Mais c'est aussi la confrontation de deux visions du monde : le nationalisme qui monte un peu partout avec l'arrivée au pouvoir de gens aussi ouverts et sympathiques que les présidents ou dirigeants des Etats-Unis, du Brésil, d'Italie, Hongrie, et j'en omets. J'aime bien l'extrait suivant qui résume cela (c'est Frederick qui parle) : "Je me souviens d'un jour où notre père nous expliquait ce que signifient la faille, la nation, les racines. Karl avait rétorqué : "Les créatures humaines ne sont pas des arbres avec des racines. Les hommes ont des pieds et des rêves, ils veulent voyager, mais vous, vous les avez mis en cage comme des bêtes." Une violente dispute avait alors éclaté. Chaque fois que mon père et Karl se querellaient, quelque chose se brisait en moi..." (p. 61)

Cet extrait montre aussi la relation entre les deux frères, ratée sans doute par une trop grande différence d'opinion, l'un suivant aveuglément son père, l'autre s'ouvrant aux autres et à une pensée moins rigide. Et comme souvent l'individuel montre le collectif, le personnel touche l'universel.
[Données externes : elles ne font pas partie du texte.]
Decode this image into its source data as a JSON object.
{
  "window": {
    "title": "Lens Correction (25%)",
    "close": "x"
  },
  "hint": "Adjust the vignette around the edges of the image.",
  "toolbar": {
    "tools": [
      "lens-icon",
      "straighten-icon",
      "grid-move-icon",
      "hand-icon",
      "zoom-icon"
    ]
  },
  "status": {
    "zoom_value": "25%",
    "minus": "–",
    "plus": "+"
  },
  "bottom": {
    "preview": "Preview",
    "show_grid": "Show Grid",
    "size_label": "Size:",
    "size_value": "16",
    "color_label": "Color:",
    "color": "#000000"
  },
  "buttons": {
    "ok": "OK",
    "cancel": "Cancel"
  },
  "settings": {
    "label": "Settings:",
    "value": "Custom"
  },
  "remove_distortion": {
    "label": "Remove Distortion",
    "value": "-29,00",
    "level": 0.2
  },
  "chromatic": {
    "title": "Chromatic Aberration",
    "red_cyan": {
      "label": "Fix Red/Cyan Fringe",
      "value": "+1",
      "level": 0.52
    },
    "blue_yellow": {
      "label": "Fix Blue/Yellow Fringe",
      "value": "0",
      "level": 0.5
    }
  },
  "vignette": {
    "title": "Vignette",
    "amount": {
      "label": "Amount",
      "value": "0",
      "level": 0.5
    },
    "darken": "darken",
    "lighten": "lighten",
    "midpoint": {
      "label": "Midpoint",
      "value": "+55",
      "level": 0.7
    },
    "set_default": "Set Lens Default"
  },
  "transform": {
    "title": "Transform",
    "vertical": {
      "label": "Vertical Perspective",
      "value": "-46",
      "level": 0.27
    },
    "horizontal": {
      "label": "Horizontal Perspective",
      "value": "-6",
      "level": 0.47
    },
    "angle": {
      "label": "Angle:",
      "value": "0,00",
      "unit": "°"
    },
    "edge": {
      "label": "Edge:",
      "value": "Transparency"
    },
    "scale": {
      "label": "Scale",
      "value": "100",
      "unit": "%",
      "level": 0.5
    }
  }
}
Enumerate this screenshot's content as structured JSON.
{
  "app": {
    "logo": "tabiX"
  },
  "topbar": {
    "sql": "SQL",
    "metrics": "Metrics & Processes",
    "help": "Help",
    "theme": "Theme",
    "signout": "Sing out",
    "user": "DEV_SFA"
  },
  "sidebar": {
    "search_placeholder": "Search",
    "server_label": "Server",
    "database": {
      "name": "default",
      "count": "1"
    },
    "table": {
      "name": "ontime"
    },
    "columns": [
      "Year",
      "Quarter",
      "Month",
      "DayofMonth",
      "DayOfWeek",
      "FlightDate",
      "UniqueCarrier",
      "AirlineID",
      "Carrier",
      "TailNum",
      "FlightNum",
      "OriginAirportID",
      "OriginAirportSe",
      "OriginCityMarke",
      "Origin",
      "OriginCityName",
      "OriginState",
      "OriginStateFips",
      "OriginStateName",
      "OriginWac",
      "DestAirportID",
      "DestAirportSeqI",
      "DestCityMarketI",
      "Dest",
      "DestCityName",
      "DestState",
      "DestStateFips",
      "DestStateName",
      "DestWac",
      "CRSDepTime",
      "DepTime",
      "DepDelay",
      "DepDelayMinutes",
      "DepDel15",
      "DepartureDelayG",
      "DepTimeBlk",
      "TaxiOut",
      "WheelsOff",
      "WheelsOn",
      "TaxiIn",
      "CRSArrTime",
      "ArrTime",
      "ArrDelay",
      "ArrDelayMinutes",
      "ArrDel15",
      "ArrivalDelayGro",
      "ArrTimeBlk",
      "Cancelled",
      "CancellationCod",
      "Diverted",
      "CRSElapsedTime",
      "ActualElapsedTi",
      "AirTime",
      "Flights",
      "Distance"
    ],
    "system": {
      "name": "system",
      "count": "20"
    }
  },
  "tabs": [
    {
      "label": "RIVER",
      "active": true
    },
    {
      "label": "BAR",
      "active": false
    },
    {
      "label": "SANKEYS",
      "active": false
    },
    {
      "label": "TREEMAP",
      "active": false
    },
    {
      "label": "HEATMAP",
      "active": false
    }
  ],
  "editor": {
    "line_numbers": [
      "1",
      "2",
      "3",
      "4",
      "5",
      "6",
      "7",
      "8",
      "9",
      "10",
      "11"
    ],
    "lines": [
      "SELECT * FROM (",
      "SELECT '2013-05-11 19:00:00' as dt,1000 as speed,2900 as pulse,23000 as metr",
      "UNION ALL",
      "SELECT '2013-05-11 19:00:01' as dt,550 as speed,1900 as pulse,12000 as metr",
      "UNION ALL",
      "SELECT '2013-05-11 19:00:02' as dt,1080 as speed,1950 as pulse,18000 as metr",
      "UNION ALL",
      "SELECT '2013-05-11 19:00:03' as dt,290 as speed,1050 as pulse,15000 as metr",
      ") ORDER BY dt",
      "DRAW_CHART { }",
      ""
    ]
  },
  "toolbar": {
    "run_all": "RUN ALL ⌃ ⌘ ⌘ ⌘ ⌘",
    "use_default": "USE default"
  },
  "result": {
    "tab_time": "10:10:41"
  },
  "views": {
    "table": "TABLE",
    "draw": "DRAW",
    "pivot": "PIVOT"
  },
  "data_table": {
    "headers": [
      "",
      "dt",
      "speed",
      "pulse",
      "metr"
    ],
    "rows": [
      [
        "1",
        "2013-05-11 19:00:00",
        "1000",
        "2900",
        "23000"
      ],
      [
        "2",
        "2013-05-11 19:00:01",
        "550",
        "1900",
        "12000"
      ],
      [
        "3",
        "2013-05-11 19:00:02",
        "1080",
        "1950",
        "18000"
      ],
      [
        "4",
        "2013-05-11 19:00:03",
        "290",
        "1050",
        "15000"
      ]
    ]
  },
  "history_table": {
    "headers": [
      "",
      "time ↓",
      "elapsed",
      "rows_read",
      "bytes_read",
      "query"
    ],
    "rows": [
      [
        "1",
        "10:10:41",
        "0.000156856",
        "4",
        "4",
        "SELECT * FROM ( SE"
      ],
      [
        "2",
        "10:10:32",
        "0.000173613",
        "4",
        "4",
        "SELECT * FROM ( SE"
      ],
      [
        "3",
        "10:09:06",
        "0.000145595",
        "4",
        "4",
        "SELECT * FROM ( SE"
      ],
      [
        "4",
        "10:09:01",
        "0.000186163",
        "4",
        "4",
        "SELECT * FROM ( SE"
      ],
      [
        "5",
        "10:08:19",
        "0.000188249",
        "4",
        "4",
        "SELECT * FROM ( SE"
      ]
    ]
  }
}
Comme dans son précédent roman, son héros a quitté l'Albanie pour la Grèce, puis y revient pour un décès et rencontre les Albanais restés au pays, chaque parti s'interroge alors sur ce qu'il a réussi ou raté si tant est que l'on puisse parler en termes de réussite ou de ratage. Gazmend Kapllani est lui-même un émigré albanais arrivé en Grèce puis aux Etats-Unis, il parle donc de ce qu'il connaît, de manière claire et remarquable. Un auteur qu'il faut absolument lire, édité chez les inévitables éditions Intervalles.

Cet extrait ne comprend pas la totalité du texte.